Menu

MOFA, ACTIONAID establish cocoa nusery

Fri, 17 Mar 2006 Source: GNA

Dormaa-Ahenkro (B/A), March 17, GNA - ACTIONAID, Ghana, a non-governmental Organisation (NGO) and the Dormaa District Directorate of the Ministry of Food and Agriculture (MOFA) have jointly established a nursery to supply improved cocoa seedlings to farmers at reduced cost. This forms part of measures to encourage high productivity among cocoa farmers in the Dormaa District of the Brong-Ahafo Region. The Cocoa Productivity Support Project, which has entered its third year, has already provided 30,000 improved cocoa seedlings to farmers and has 40,000 more seedlings ready for sale at a token cost of between 500 cedis and one thousand cedis each.

Speaking to the Ghana News Agency at the project site at Dormaa-Ahenkro, the District Contact Person on the project Mr. Haruna Mahamadu explained that ACTIONAID has been very instrumental in MOFA's efforts at getting closer to farmers in the district. "That the incidence of wild bushfires has gone down drastically in the Dormaa District can be partly traced to the efforts of ACTIONAID", the desk officer revealed. He said since its inception, the Cocoa Productivity Support Project has helped many farmers in the district to replenish their burnt cocoa farms and also cultivate new ones.

He indicated that proceeds realized from the sale of the seedlings has been used to set up a revolving fund to ensure that the nursery project is sustained for the benefit of current and future cocoa farmers in the area. He described the collaboration between the NGO and his office as exemplary and highly beneficial to cocoa farmers and therefore urged families and groups who have idle lands to encourage their youth to take advantage of the project and cultivate more cocoa for their own benefit and for the sustenance of Ghana's cocoa industry.

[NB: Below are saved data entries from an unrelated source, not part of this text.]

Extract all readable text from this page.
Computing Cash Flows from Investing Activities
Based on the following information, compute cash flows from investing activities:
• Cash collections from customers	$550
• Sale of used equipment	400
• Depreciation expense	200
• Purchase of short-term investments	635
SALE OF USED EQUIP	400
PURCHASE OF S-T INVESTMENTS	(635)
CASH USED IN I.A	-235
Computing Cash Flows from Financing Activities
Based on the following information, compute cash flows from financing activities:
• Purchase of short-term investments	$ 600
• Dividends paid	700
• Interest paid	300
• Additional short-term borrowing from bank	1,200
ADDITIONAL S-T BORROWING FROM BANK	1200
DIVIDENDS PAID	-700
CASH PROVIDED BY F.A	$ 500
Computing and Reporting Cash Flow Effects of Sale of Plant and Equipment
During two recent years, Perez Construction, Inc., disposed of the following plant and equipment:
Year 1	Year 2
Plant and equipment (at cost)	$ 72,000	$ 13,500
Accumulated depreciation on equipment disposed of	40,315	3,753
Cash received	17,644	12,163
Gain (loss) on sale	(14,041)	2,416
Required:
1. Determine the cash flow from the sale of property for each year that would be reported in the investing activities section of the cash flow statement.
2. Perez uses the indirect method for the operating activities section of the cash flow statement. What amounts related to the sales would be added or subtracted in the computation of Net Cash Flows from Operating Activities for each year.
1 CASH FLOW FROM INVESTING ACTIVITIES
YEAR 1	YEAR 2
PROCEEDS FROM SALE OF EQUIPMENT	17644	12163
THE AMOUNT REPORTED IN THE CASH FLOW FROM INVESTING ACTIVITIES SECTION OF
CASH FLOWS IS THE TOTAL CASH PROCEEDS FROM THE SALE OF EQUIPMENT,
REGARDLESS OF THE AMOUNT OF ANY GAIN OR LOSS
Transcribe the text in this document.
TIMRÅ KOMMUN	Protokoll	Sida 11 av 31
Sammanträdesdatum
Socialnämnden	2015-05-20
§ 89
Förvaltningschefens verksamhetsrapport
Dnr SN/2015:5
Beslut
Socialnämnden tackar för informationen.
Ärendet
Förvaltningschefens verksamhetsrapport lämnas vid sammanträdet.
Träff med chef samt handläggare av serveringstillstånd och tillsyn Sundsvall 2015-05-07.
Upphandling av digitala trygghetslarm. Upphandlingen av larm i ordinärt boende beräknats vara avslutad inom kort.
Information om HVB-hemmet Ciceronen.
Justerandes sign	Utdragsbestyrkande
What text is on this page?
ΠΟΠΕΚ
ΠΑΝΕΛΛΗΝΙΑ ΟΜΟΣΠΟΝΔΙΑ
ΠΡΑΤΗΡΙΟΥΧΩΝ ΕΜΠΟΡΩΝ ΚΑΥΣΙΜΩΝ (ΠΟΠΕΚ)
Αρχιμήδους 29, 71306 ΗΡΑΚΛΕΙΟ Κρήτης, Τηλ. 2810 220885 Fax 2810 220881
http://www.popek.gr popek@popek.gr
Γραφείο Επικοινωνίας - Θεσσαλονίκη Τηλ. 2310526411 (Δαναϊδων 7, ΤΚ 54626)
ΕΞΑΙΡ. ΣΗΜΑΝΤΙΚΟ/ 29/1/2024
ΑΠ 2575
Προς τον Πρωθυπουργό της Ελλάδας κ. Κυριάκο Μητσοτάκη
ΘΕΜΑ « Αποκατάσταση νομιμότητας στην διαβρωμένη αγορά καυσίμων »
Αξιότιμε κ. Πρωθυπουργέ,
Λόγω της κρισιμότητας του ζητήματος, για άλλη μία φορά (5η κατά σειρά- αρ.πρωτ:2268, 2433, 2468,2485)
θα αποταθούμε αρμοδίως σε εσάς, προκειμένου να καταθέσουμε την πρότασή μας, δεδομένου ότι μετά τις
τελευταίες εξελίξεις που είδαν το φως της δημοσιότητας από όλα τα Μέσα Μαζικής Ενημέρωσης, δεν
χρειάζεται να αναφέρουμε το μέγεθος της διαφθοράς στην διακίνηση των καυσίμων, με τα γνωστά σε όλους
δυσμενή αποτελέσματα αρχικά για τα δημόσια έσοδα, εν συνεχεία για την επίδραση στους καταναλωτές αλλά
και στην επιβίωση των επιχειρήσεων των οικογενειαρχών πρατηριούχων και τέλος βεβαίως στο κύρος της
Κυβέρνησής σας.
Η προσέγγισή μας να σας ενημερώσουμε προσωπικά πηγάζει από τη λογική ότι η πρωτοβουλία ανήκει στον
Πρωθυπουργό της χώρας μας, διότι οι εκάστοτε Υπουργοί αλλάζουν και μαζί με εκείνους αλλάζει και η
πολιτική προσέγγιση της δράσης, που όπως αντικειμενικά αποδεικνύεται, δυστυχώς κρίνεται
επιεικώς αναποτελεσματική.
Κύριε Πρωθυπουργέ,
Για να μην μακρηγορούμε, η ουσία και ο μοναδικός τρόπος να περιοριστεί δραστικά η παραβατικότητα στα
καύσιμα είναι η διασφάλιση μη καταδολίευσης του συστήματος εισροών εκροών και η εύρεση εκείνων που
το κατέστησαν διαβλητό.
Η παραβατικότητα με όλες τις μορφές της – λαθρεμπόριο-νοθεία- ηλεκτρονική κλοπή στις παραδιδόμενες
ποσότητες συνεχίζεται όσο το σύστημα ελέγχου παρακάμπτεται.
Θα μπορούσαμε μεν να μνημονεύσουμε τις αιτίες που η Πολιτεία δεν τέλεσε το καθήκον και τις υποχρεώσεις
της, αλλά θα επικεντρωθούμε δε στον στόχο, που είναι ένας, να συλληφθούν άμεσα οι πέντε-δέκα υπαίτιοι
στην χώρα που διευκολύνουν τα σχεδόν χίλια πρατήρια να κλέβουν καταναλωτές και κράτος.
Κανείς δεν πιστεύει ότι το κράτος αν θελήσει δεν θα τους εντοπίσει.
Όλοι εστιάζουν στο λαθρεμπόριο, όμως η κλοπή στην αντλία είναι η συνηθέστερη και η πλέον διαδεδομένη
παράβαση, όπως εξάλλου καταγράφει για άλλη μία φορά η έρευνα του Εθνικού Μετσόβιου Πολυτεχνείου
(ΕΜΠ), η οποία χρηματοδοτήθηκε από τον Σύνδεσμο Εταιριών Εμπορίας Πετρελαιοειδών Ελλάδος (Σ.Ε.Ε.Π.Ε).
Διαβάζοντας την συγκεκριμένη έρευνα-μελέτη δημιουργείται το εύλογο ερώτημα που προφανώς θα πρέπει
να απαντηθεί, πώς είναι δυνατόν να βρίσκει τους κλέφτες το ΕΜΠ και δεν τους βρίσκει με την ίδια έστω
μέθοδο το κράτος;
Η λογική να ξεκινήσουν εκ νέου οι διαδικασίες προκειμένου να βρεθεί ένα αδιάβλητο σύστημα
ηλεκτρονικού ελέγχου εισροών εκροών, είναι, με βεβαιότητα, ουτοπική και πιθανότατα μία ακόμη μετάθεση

In a related development, the Dormaa District office of the MOFA has launched a campaign aimed at getting land to be irrigated for cultivation. Under the programme, the Ministry would sink a borehole costing a minimum of 70 million cedis for the landlord on each five-hectare piece of land to provide sufficient water to irrigate the entire land throughout the year without recourse to any climatic conditions. The landlords and their tenants are supposed to subject the entire minimum five-hectare piece of land bordering the bore-hole to constant tillage to enable them to meet the cost of any credits granted by the Ministry.

Launching the campaign, the Dormaa District Director of MOFA, Dr. Agyemang Atuahene Kontor called on individual and group landowners to come forward and register with the ministry for the project to take off in the district. Dr. Kontor however, emphasized that lands engaged in dispute would not be accepted for the project as the Ministry would not be prepared to involve itself in any land litigation.